Ce qui rend les projections pour l'avenir complexes. "Nous ne voyons jamais plus au-delà que la semaine. Nous voyons un certain nombre de compagnies qui annulent les vols au dernier moment. Nous avons entre 40% et 50% d'annulations.

Sur la partie domestique, nous devrions avoir sur CDG 85% de ce que l'on faisait l'an dernier et sur Schengen et l'Union Européenne nous espérons atteindre 40% à 50% du trafic de 2019, quant à l'international c'est la boule de cristal."


Sans visibilité, aéroports, compagnies aériennes, hôteliers... et autres acteurs de la chaîne ont dû mettre en oeuvre des protocoles sanitaires.

Depuis la crise, Bouygues Construction a intégré le risque Covid-19 dans les protocoles sécurité-sûreté. Si sur le domestique, les collaborateurs peuvent se déplacer sans autorisation de la direction de la sûreté, ce n'est toutefois pas le cas sur le continental et l'inter-continental.

"Notre système comporte 4 niveaux de notation, et par exemple le Royaume-Uni et le Portugal sont chez nous non autorisés, tout comme l'Australie ou Singapour", précise Sammy Gammar, qui se veut rassurant sur l'impact des mesures sanitaires.

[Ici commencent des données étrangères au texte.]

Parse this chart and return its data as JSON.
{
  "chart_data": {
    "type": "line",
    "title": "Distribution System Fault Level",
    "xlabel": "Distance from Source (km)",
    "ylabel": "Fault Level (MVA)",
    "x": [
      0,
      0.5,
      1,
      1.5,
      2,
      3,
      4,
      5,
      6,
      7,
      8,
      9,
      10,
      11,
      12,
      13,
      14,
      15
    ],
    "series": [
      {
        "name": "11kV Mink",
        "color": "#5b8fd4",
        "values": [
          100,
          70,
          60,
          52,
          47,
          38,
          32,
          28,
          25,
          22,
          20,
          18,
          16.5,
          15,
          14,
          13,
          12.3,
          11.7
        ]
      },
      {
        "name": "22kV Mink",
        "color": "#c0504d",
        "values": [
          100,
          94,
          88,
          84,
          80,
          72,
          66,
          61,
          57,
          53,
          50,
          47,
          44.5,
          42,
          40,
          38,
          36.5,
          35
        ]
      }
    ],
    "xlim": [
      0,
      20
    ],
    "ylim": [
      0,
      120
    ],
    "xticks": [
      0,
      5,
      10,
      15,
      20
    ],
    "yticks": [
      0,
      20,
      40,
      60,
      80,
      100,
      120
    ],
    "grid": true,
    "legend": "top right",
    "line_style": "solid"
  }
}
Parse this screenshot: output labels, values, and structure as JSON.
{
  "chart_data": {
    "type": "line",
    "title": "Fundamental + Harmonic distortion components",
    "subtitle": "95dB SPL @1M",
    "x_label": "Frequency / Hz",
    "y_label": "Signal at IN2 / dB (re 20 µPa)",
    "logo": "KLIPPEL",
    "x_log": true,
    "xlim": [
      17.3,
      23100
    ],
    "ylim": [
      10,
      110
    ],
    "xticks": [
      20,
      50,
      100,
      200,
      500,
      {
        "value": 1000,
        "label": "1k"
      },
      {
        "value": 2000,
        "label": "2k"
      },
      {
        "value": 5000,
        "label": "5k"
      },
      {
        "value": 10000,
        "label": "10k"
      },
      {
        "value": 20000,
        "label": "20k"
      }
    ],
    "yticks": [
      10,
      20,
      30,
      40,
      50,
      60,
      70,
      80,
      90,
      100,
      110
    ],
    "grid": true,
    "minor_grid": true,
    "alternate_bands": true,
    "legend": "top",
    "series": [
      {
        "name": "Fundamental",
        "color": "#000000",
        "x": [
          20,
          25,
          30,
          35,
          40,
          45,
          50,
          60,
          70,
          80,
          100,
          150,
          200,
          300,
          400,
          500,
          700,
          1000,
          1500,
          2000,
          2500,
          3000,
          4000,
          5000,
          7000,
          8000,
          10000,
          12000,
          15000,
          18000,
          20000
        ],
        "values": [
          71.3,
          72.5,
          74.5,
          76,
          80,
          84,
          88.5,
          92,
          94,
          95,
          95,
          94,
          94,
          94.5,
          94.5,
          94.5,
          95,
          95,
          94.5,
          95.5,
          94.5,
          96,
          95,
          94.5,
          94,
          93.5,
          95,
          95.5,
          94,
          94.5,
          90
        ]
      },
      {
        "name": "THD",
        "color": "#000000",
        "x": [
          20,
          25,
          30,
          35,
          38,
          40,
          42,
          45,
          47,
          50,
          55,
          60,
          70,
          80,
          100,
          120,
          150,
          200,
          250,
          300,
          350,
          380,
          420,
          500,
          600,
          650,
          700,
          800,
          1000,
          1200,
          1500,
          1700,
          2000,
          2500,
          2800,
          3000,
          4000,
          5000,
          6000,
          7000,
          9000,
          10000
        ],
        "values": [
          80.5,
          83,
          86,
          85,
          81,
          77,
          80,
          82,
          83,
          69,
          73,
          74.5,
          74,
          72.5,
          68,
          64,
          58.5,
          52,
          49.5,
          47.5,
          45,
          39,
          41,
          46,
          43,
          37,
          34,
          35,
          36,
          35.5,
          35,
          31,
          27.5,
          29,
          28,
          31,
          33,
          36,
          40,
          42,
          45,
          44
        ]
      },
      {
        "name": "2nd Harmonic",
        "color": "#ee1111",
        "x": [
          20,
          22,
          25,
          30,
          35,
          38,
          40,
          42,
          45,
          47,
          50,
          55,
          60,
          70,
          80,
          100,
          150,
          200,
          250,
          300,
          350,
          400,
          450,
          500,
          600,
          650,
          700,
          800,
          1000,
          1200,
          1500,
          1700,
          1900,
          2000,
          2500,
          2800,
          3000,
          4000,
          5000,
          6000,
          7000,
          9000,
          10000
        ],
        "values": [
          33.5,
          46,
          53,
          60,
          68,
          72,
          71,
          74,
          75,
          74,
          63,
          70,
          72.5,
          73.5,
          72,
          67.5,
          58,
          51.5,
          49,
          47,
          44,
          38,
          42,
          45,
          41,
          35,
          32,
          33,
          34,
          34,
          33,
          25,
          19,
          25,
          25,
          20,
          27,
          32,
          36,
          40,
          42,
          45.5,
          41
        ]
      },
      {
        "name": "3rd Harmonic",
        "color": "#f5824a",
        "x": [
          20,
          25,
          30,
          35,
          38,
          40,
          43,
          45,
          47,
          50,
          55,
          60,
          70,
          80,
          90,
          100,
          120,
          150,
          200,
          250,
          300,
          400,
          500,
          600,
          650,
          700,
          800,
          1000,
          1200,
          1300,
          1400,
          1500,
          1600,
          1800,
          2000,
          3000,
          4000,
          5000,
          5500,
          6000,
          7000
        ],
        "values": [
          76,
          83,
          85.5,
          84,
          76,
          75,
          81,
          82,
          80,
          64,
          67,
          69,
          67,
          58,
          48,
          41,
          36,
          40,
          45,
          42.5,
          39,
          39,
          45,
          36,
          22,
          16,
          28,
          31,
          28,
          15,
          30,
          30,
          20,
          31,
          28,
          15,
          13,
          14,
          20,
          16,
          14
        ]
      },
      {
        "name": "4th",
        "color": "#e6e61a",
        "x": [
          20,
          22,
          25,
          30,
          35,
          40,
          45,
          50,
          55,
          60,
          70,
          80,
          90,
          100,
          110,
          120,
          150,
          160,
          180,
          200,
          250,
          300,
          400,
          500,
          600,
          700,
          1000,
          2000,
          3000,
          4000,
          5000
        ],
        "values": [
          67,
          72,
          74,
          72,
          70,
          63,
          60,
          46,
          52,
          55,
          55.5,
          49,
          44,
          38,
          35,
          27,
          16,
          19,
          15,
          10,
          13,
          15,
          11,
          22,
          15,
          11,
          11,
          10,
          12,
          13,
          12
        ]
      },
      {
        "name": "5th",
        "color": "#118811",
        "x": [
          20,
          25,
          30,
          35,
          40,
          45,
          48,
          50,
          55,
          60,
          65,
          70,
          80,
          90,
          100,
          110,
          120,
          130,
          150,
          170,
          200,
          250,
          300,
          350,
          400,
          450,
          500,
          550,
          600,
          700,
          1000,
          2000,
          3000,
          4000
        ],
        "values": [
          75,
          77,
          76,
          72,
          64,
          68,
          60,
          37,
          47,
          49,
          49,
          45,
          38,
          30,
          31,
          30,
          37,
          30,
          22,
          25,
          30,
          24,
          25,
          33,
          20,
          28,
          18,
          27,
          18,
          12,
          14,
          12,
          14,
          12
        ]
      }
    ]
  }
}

Le visage du business travel post-covid sera profondément modifié

"Nous avons eu des bons retours d'expériences clients," estime le responsable des achats indirects.

"Par ailleurs, poursuit-il, "les temps d'attente plus longs induits par les contrôles sanitaires ne devraient pas impacter la productivité. Selon les retours que nous avons eu, ce temps sera pris sur le temps collaborateur et non celui de l'entreprise".

Mais ce qui pourra impacter selon lui le voyage d'affaires, c'est l'utilisation pendant la crise des outils de web conférence. "Le succès de la web conférence va amener une réduction des voyages sur les fonctions supports, transverses, et réunions internes, cela va freiner les voyages que j'appelle inutiles.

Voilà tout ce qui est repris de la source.